The seller believed that the value of the claim was not €300,000, but only €170,000. The court disagreed but found that the claim was not worth €300,000 at the time of origination, but €225,000. This was an asset/liability transaction.
Thus, we see that the tax court does not always set a nominal claim between buyer and seller at nominal value. Also, therefore, the subsequent change in the value of that claim will in principle be tax relevant. So this is something that buyer and seller in an asset/liability transaction should be well aware of!
Legislation
The question is whether a vendor loan in a share sale has the same effect as in an asset/liability transaction (assuming that the buyer and seller are limited liability companies). It should be realized that in principle the same legislation applies to this, but that in the case of a share sale certain additional articles may be involved.
For example, the law stipulates that in case of an earn out (an uncertain consideration, for example three years still 25% of the profit) the change in the value of the earn out has no effect for tax purposes. So if shares are sold with, among other things, an earn out and the value of that earn out at the time of sale is €600,000, but that earn out ultimately yields 1 million, then that difference of €400,000 is untaxed for the seller and not deductible for the buyer.

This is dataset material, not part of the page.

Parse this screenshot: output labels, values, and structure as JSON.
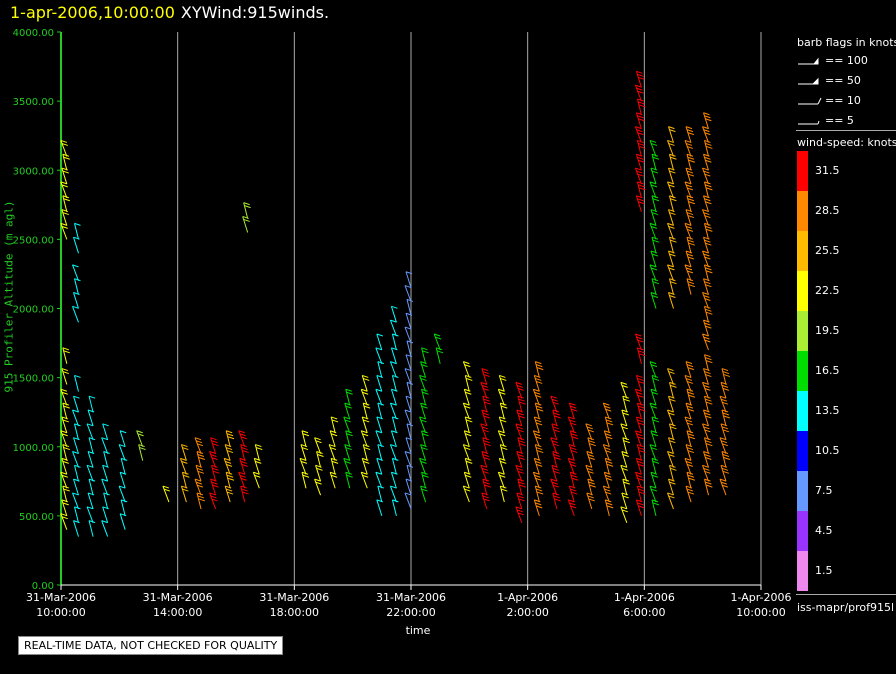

The question is whether that therefore also applies to the change in value of a vendor loan if that loan is granted by the seller as part of the sale of the shares. The Supreme Court indicated in a 2018 court case that the change in value of a vendor loan is covered by the earn-out legislation. Thus, the change in the value of the vendor loan is therefore irrelevant for tax purposes, exactly unlike in the case of an asset/liability transaction.
Conclusion
It is impossible to imagine current acquisition practice without the vendor loan. Fiscally, it is important to realize that the value of the vendor loan can deviate from the nominal value of the vendor loan and change value thereafter. In the case of an asset/liability transaction, this usually has tax consequences, but not in the case of a share transfer.